The Limitations of Traditional Serverless for AI Workloads
Mariano explains that the main problem with serverless architectures as we know them is that workloads have evolved. Traditionally, you’d use serverless functions to run quick database queries or a backend service. Everything in serverless architecture has been optimized around shaving milliseconds everywhere, with the quick response use case in mind.
But nowadays, more and more applications are using serverless functions to hit AI-backed APIs. When there is an AI workload behind a serverless function, you’ll be waiting a long while for that response to happen. And you’ll have to pay for the machine you’re allocating while you are not using the CPU. The same applies when you start streaming a response back.
This dynamic is driving up the costs of serverless processing AI workloads, making engineers look for alternatives to serverless, including traditional servers, even if they have never worked with one before.
Combining servers and serverless for AI Applications
To tackle this problem, Vercel came up with Fluid compute. In Fluid, Vercel reuses instances. Now, each instance of your traditional serverless function works as a server itself that can handle multiple invocations. At the same time, you retain the full flexibility and the ability to scale infinitely—or down to zero—just as you do with serverless.

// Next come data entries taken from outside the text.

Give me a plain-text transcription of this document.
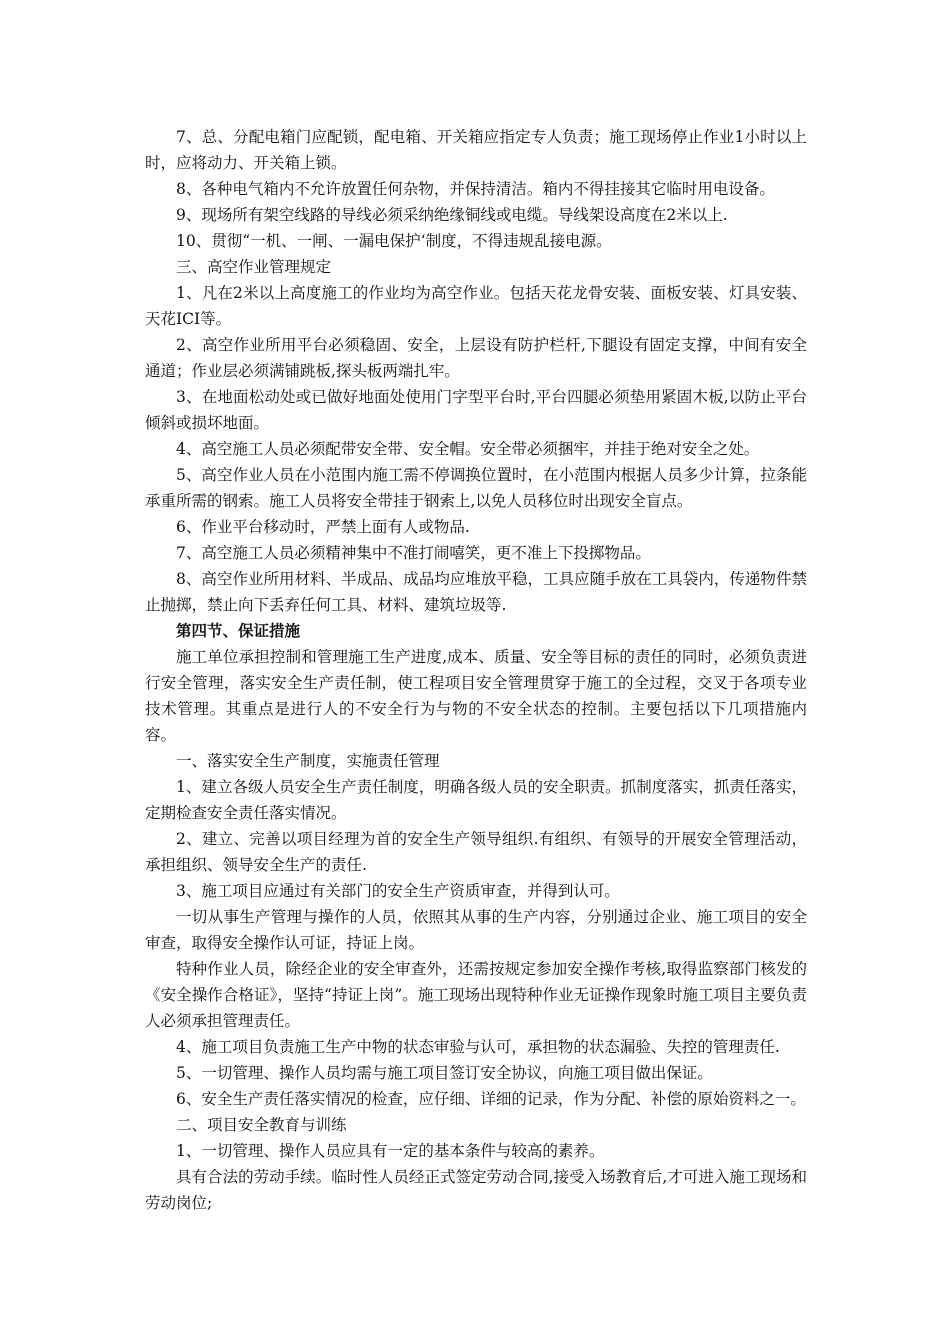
7、总、分配电箱门应配锁，配电箱、开关箱应指定专人负责；施工现场停止作业1小时以上时，应将动力、开关箱上锁。

8、各种电气箱内不允许放置任何杂物，并保持清洁。箱内不得挂接其它临时用电设备。

9、现场所有架空线路的导线必须采纳绝缘铜线或电缆。导线架设高度在2米以上.

10、贯彻“一机、一闸、一漏电保护‘制度，不得违规乱接电源。

三、高空作业管理规定

1、凡在2米以上高度施工的作业均为高空作业。包括天花龙骨安装、面板安装、灯具安装、天花ICI等。

2、高空作业所用平台必须稳固、安全，上层设有防护栏杆,下腿设有固定支撑，中间有安全通道；作业层必须满铺跳板,探头板两端扎牢。

3、在地面松动处或已做好地面处使用门字型平台时,平台四腿必须垫用紧固木板,以防止平台倾斜或损坏地面。

4、高空施工人员必须配带安全带、安全帽。安全带必须捆牢，并挂于绝对安全之处。

5、高空作业人员在小范围内施工需不停调换位置时，在小范围内根据人员多少计算，拉条能承重所需的钢索。施工人员将安全带挂于钢索上,以免人员移位时出现安全盲点。

6、作业平台移动时，严禁上面有人或物品.

7、高空施工人员必须精神集中不准打闹嘻笑，更不准上下投掷物品。

8、高空作业所用材料、半成品、成品均应堆放平稳，工具应随手放在工具袋内，传递物件禁止抛掷，禁止向下丢弃任何工具、材料、建筑垃圾等.

第四节、保证措施

施工单位承担控制和管理施工生产进度,成本、质量、安全等目标的责任的同时，必须负责进行安全管理，落实安全生产责任制，使工程项目安全管理贯穿于施工的全过程，交叉于各项专业技术管理。其重点是进行人的不安全行为与物的不安全状态的控制。主要包括以下几项措施内容。

一、落实安全生产制度，实施责任管理

1、建立各级人员安全生产责任制度，明确各级人员的安全职责。抓制度落实，抓责任落实，定期检查安全责任落实情况。

2、建立、完善以项目经理为首的安全生产领导组织.有组织、有领导的开展安全管理活动，承担组织、领导安全生产的责任.

3、施工项目应通过有关部门的安全生产资质审查，并得到认可。

一切从事生产管理与操作的人员，依照其从事的生产内容，分别通过企业、施工项目的安全审查，取得安全操作认可证，持证上岗。

特种作业人员，除经企业的安全审查外，还需按规定参加安全操作考核,取得监察部门核发的《安全操作合格证》，坚持“持证上岗”。施工现场出现特种作业无证操作现象时施工项目主要负责人必须承担管理责任。

4、施工项目负责施工生产中物的状态审验与认可，承担物的状态漏验、失控的管理责任.

5、一切管理、操作人员均需与施工项目签订安全协议，向施工项目做出保证。

6、安全生产责任落实情况的检查，应仔细、详细的记录，作为分配、补偿的原始资料之一。

二、项目安全教育与训练

1、一切管理、操作人员应具有一定的基本条件与较高的素养。

具有合法的劳动手续。临时性人员经正式签定劳动合同,接受入场教育后,才可进入施工现场和劳动岗位;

If you don’t have any requests running, you’re not paying for it. That’s the counterpoint against servers—where you have to pay for the server all the time. If you have multiple requests or invocations, you can handle them within the same instance and scale to the next instance before experiencing degradation.
The Secret Sauce: An Advanced Load Balancer
According to Mariano, the key to overloading one instance with multiple invocations without degrading performance lies in Vercel’s load balancer that comes with Fluid.
You want to maintain the same performance and reliability that you had before in the serverless world. When you have a one-to-one instance relationship in serverless, it can sometimes be overkill.
With Fluid, this shift from one-to-one to one-to-many opens new possibilities, but Vercel must ensure that the multiple invocations fit within an instance in an efficient way.
New Approaches to Reliability: Global Dense Compute
With Fluid, Vercel is introducing several new ways to improve service reliability. One of them is the concept of Global Dense Compute, a practice used by large companies like Google, Meta, and Microsoft.
Instead of delegating computing to the network’s edge, closer to where the request originates, the request is processed closer to where the data resides. That means fewer regions but a smarter way of processing requests, ensuring data trips don’t add unnecessary latency and that zone failovers become less of a risk.
Other strategies to improve Fluid’s reliability include pre-warmed functions and bytecode caching by default for all customers.
Developers: back to (global) state affairs
Mariano is optimistic about Fluid’s impact on developers. You can focus on developing features and delivering business value instead of juggling different types of infrastructure or figuring out how to run applications more efficiently.
However, given Fluid’s shared instance nature, it also means departing from the clean-state model that serverless previously provided. Developers must now be mindful that any invocation can mutate the global state of the server instance.